One day my mom asked us to go to the store for her. It was a few blocks from our apt. So we went, and my brother knocked a bottle of pop onto the floor, where it broke and splashed onto my legs and feet and into my shoes. Ick. I took them off, it was summer, preferring barefoot to sticking shoes. So we're walking along, I'm fairly small, btw, for my age, about the size of my 6yo brother. All of a sudden I feel someone's hand in my underwear, from behind.

It happened so fast it was exactly like that, my first awareness of it was feeling it, this guy had come up from behind me and lifted my dress and put his hand in my pants in one fast move. In the next move I turned to his smirking face and swung those shoes into his head, yelling. He was pretty big, about 12 or 13, and looked shocked. Then took off running across the street into a vacant lot. Another Libyan kid was there and saw the whole thing, he ran after him as I was screaming, in English, for him to get him. They disappeared into an alley and we went home. For the longest time I was afraid I might be pregnant. Seriously. Instead, I got a vaginal staff infection and antibiotics.

months later. One morning i stayed home from school, my brother left for the bus stop as usual. After about five minutes he's back, telling my mother he couldn't go to school because soldiers were shooting at the kids at the bus stop. My mom was pretty incredulous, so he told her to look out the window. I looked with her. He was right. Well, except the shooting was with blanks, after lots of warnings to get inside. That was our introduction to Qaddafi. and his army of 14 year old boys. Some of it's a little fuzzy, but that part is pretty vivid, how young they were. Like they'd been let out of school to play war, they were pumped up, riding around in the back of trucks waving their rifles and machine guns.

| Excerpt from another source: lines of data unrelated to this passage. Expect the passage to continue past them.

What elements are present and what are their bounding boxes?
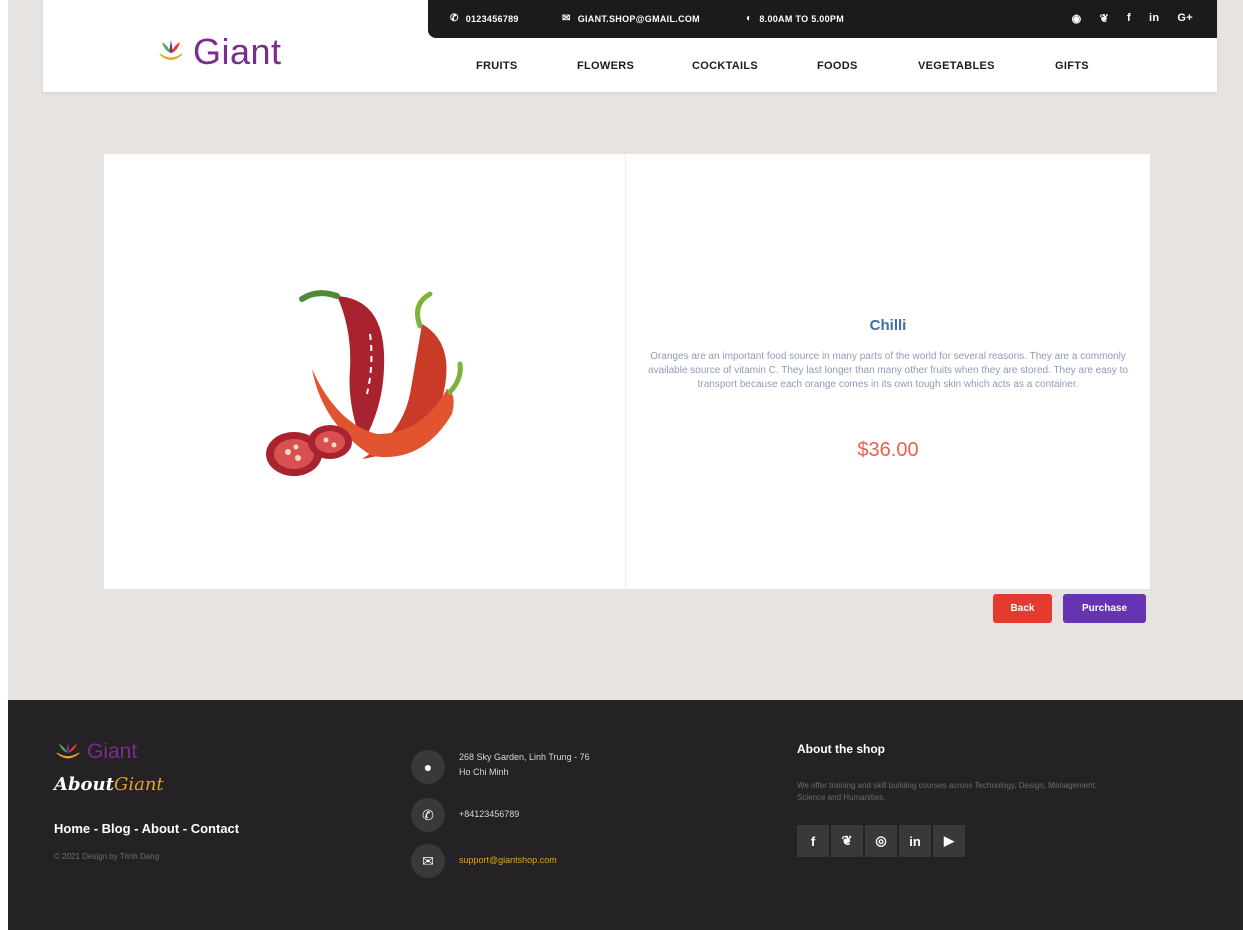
lotus-logo-icon	[56, 741, 80, 759]
phone-icon: ✆	[450, 13, 459, 24]
footer-about-heading: AboutGiant	[54, 774, 164, 795]
product-title: Chilli	[869, 317, 907, 334]
instagram-icon[interactable]: ◎	[865, 825, 897, 857]
brand-logo[interactable]: Giant	[155, 34, 282, 70]
topbar-email-text: GIANT.SHOP@GMAIL.COM	[577, 13, 700, 24]
brand-name: Giant	[193, 31, 282, 72]
footer-social-links: f ❦ ◎ in ▶	[797, 825, 967, 857]
twitter-icon[interactable]: ❦	[831, 825, 863, 857]
youtube-icon[interactable]: ▶	[933, 825, 965, 857]
product-image-panel	[104, 154, 626, 589]
nav-item-gifts[interactable]: GIFTS	[1055, 60, 1089, 72]
nav-item-foods[interactable]: FOODS	[817, 60, 858, 72]
chilli-image	[266, 290, 463, 476]
footer-about-prefix: About	[54, 774, 114, 795]
facebook-icon[interactable]: f	[1127, 12, 1131, 25]
footer-address: ● 268 Sky Garden, Linh Trung - 76 Ho Chi…	[411, 750, 590, 784]
footer-links[interactable]: Home - Blog - About - Contact	[54, 821, 239, 836]
footer-copyright: © 2021 Design by Trinh Dang	[54, 852, 160, 861]
topbar-social-links: ◉ ❦ f in G+	[1072, 12, 1193, 25]
envelope-icon: ✉	[411, 844, 445, 878]
lotus-logo-icon	[159, 40, 183, 60]
footer-phone-text[interactable]: +84123456789	[459, 807, 519, 822]
facebook-icon[interactable]: f	[797, 825, 829, 857]
phone-icon: ✆	[411, 798, 445, 832]
purchase-button[interactable]: Purchase	[1063, 594, 1146, 623]
back-button[interactable]: Back	[993, 594, 1052, 623]
footer-shop-title: About the shop	[797, 742, 885, 756]
linkedin-icon[interactable]: in	[899, 825, 931, 857]
footer-email-link[interactable]: support@giantshop.com	[459, 853, 557, 868]
topbar-email: ✉ GIANT.SHOP@GMAIL.COM	[562, 13, 700, 24]
page: Giant ✆ 0123456789 ✉ GIANT.SHOP@GMAIL.CO…	[8, 0, 1243, 930]
topbar-hours-text: 8.00AM TO 5.00PM	[759, 13, 845, 24]
google-plus-icon[interactable]: G+	[1177, 12, 1193, 25]
topbar-phone: ✆ 0123456789	[450, 13, 519, 24]
footer-brand-name: Giant	[87, 740, 138, 763]
footer-phone: ✆ +84123456789	[411, 798, 519, 832]
nav-item-flowers[interactable]: FLOWERS	[577, 60, 634, 72]
nav-item-fruits[interactable]: FRUITS	[476, 60, 518, 72]
product-info-panel: Chilli Oranges are an important food sou…	[626, 154, 1150, 589]
footer-address-line1: 268 Sky Garden, Linh Trung - 76	[459, 752, 590, 762]
top-info-bar: ✆ 0123456789 ✉ GIANT.SHOP@GMAIL.COM ◐ 8.…	[428, 0, 1217, 38]
footer-about-brand: Giant	[113, 774, 164, 795]
nav-item-vegetables[interactable]: VEGETABLES	[918, 60, 995, 72]
site-header: Giant ✆ 0123456789 ✉ GIANT.SHOP@GMAIL.CO…	[43, 0, 1217, 92]
product-card: Chilli Oranges are an important food sou…	[104, 154, 1150, 589]
linkedin-icon[interactable]: in	[1149, 12, 1159, 25]
product-description: Oranges are an important food source in …	[648, 351, 1128, 390]
envelope-icon: ✉	[562, 13, 571, 24]
site-footer: Giant AboutGiant Home - Blog - About - C…	[8, 700, 1243, 930]
clock-icon: ◐	[746, 13, 753, 24]
topbar-hours: ◐ 8.00AM TO 5.00PM	[746, 13, 844, 24]
footer-email: ✉ support@giantshop.com	[411, 844, 557, 878]
twitter-icon[interactable]: ❦	[1100, 12, 1110, 25]
footer-logo[interactable]: Giant	[53, 740, 137, 764]
map-pin-icon: ●	[411, 750, 445, 784]
footer-address-text: 268 Sky Garden, Linh Trung - 76 Ho Chi M…	[459, 750, 590, 780]
topbar-phone-text: 0123456789	[465, 13, 519, 24]
footer-address-line2: Ho Chi Minh	[459, 767, 509, 777]
product-price: $36.00	[857, 439, 919, 461]
nav-item-cocktails[interactable]: COCKTAILS	[692, 60, 758, 72]
footer-shop-text: We offer training and skill building cou…	[797, 781, 1098, 802]
user-icon[interactable]: ◉	[1072, 12, 1082, 25]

Martial law was in place for a while, maybe a week or so, like 12 hour curfew. My smart dad had thought ahead to get a hard core short wave radio to bring with us. We got all our news from BBC in South Africa. That way we knew about the revolution, all of it. It wasn't so bad, better because we were in an apartment building, so we could go back and forth to neighbors and we all shared food and essential stuff. In the end there was only one death, from someone shooting them self accidentally, as i remember.

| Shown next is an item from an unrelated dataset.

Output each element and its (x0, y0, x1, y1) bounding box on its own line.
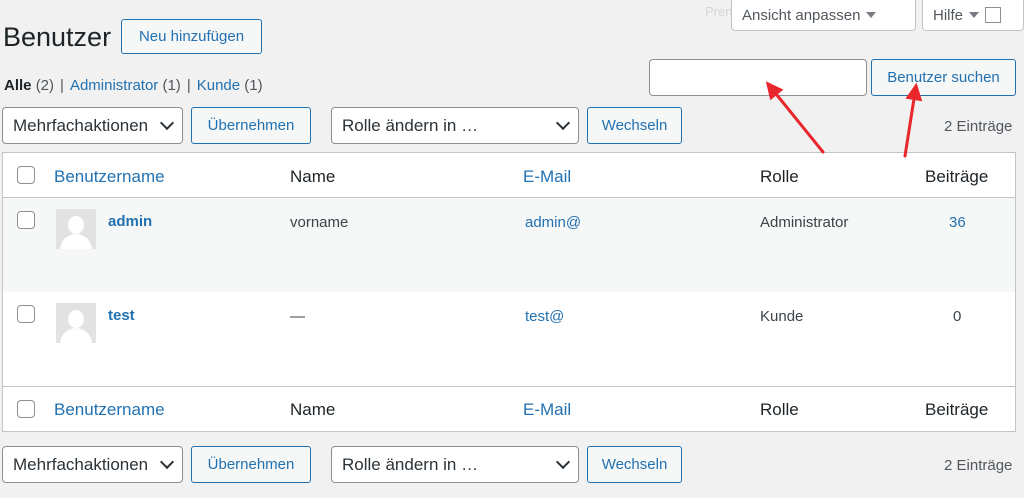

My next memory is one afternoon going downstairs to the lobby of our building to see a soldier sitting there shooting the shit with the doorman. He had a gun with him. It was as big as I was. Well, that's the way I remember it, anyway. I backed up toward the stairs. At that time I wore glasses. He wanted to look at them, gesturing to me, speaking in Arabic, to take them off and give them to him. That would have meant getting closer to him. The doorman, in English, encouraged me, telling me he wouldn't hurt me. Not convincing. It was very scary, felt like a catch 22. Was he more likely to shoot if I ran away, or if I was closer to him. Was he mad at me already because I didn't give him my glasses right away? I ran, his laughter chasing me up the stairs.